‘Magic of Citizens’ Assembly’ to address gender equality this weekend
Gender stereotyping to be among the issues to be discussed by the citizens
Citizens’ Assembly chairwoman Catherine Day said the session on Saturday was to get people to ‘think how much gender stereotyping is inside all of us whether we know it or not’. File photograph: Catherine Day
Citizens’ Assembly chairwoman Catherine Day has suggested that the public may be more liberal on the issue of gender equality than might be expected.
The assembly on gender equality meets in session for the first time on Saturday with presentations on how gender stereotypes are formed at a young age.

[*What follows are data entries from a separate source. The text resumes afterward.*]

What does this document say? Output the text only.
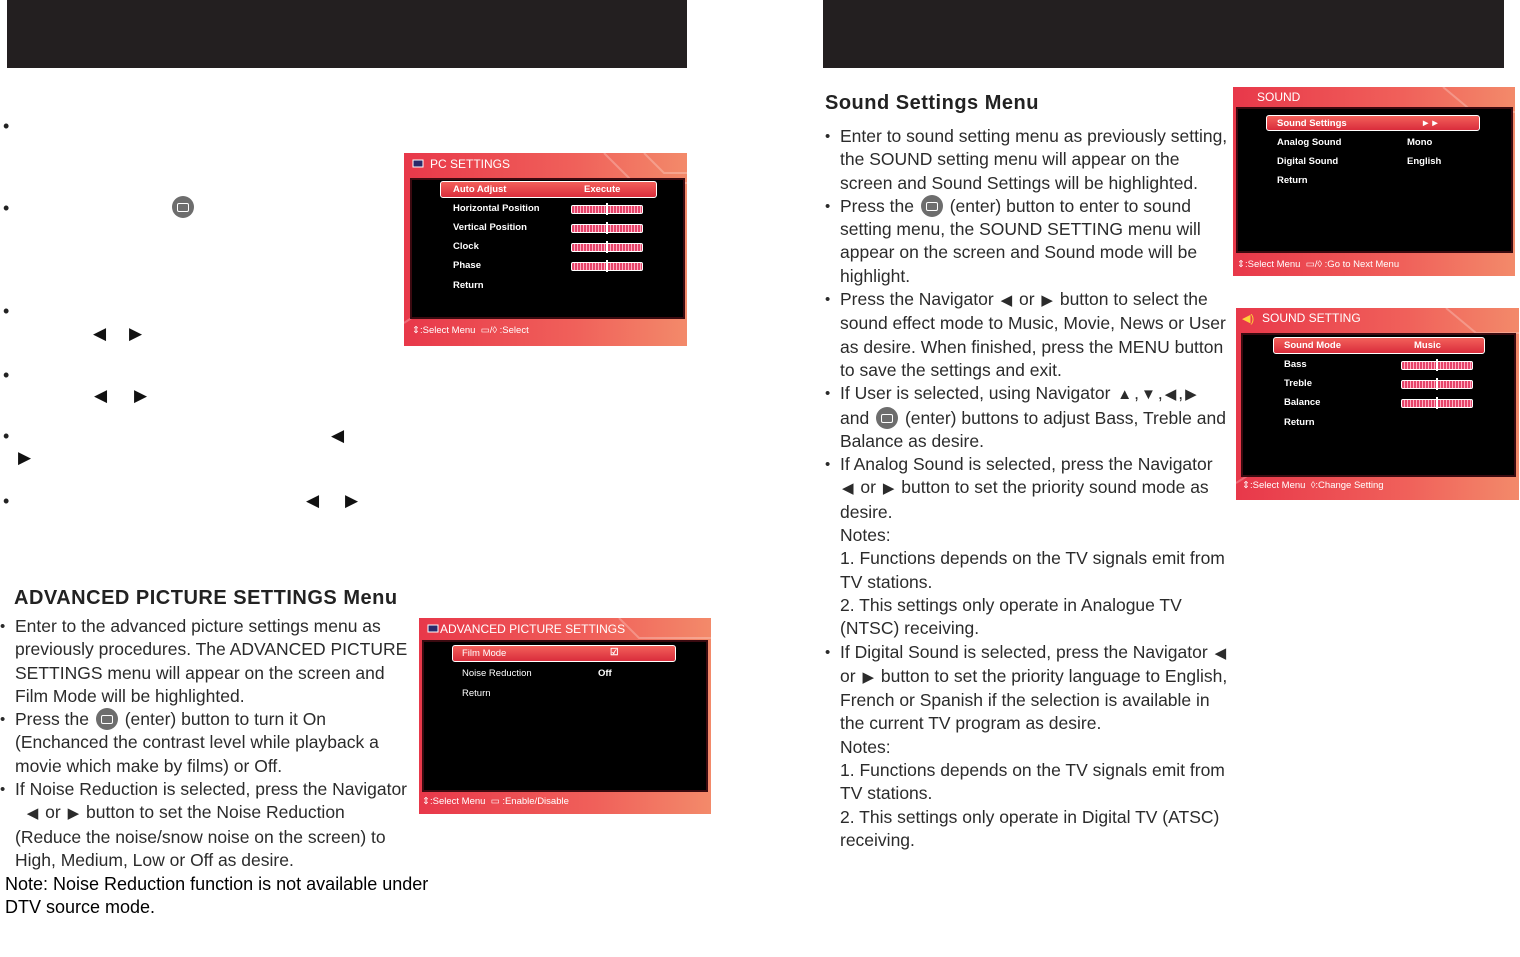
•
•
•
◀ ▶
•
◀ ▶
•	◀
▶
•	◀ ▶
PC SETTINGS
Auto Adjust	Execute
Horizontal Position
Vertical Position
Clock
Phase
Return
⇕:Select Menu ▭/◊ :Select
ADVANCED PICTURE SETTINGS Menu
• Enter to the advanced picture settings menu as previously procedures. The ADVANCED PICTURE SETTINGS menu will appear on the screen and Film Mode will be highlighted.
• Press the (enter) button to turn it On (Enchanced the contrast level while playback a movie which make by films) or Off.
• If Noise Reduction is selected, press the Navigator
◀ or ▶ button to set the Noise Reduction (Reduce the noise/snow noise on the screen) to High, Medium, Low or Off as desire.

Note: Noise Reduction function is not available under DTV source mode.

ADVANCED PICTURE SETTINGS
Film Mode	☑
Noise Reduction	Off
Return
⇕:Select Menu ▭ :Enable/Disable
Sound Settings Menu
• Enter to sound setting menu as previously setting, the SOUND setting menu will appear on the screen and Sound Settings will be highlighted.
• Press the (enter) button to enter to sound setting menu, the SOUND SETTING menu will appear on the screen and Sound mode will be highlight.
• Press the Navigator ◀ or ▶ button to select the sound effect mode to Music, Movie, News or User as desire. When finished, press the MENU button to save the settings and exit.
• If User is selected, using Navigator ▲ , ▼ , ◀ , ▶ and (enter) buttons to adjust Bass, Treble and Balance as desire.
• If Analog Sound is selected, press the Navigator ◀ or ▶ button to set the priority sound mode as desire.
Notes:
1. Functions depends on the TV signals emit from TV stations.
2. This settings only operate in Analogue TV (NTSC) receiving.
• If Digital Sound is selected, press the Navigator ◀ or ▶ button to set the priority language to English, French or Spanish if the selection is available in the current TV program as desire.
Notes:
1. Functions depends on the TV signals emit from TV stations.
2. This settings only operate in Digital TV (ATSC) receiving.
SOUND
Sound Settings	►►
Analog Sound	Mono
Digital Sound	English
Return
⇕:Select Menu ▭/◊ :Go to Next Menu
◀) SOUND SETTING
Sound Mode	Music
Bass
Treble
Balance
Return
⇕:Select Menu  ◊:Change Setting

There will be a section when workers will speak about working in professions which are normally reserved for those of the opposite gender. Among the speakers will be well-known quantity surveyor Lisa O’Brien who features regularly on Dermot Bannon’s Room to Improve.
Ms Day said the “magic of the Citizens’ Assembly”, as discerned from previous gatherings, was that “when you give people time and space and then opposing opinions, out of that comes very sensible ideas, but also you get a good flavour of what people want”.
“We will be focusing on issues around gender norms and stereotypes and the way the Constitution deals with the family,” she said.
“Ireland didn’t invent the process, but we have had spectacular success from it, more so than anywhere else.”
The assembly is made up of the chairwoman and 99 citizens, randomly selected to be broadly representative of the Irish electorate.
It will meet on Saturday 15th and Sunday 16th in the Grand Hotel Malahide and all public sessions will be broadcast live on the Assembly website citizensassembly.ie.
There will be three other weekends, April 25th and 26th, May 30th and 31st, and July 4th and 5th.
The assembly on gender equality arose out of an Oireachtas resolution passed by the outgoing Government with Taoiseach Leo Varadkar stating that Ireland “falls very far short” of gender equality between men and women.
Saturday’s programme will feature research on recent gender equality developments by Dr Anne-Marie McGauran of Trinity College Dublin and from fellow TCD academic Professor Sheila Greene on gender norms and stereotypes.
Ms Day said the session on Saturday was to get people to “think how much gender stereotyping is inside all of us whether we know it or not. Balance is what we are after all the time.”
The public have been asked to make submissions to the assembly. To date about 20 submission have been made well short of the 12,000 that were received when the assembly addressed the subject of abortion in 2017.
Ms Day said many organisations and individuals had been distracted by the election and she anticipated a lot of submissions by the March 6th deadline.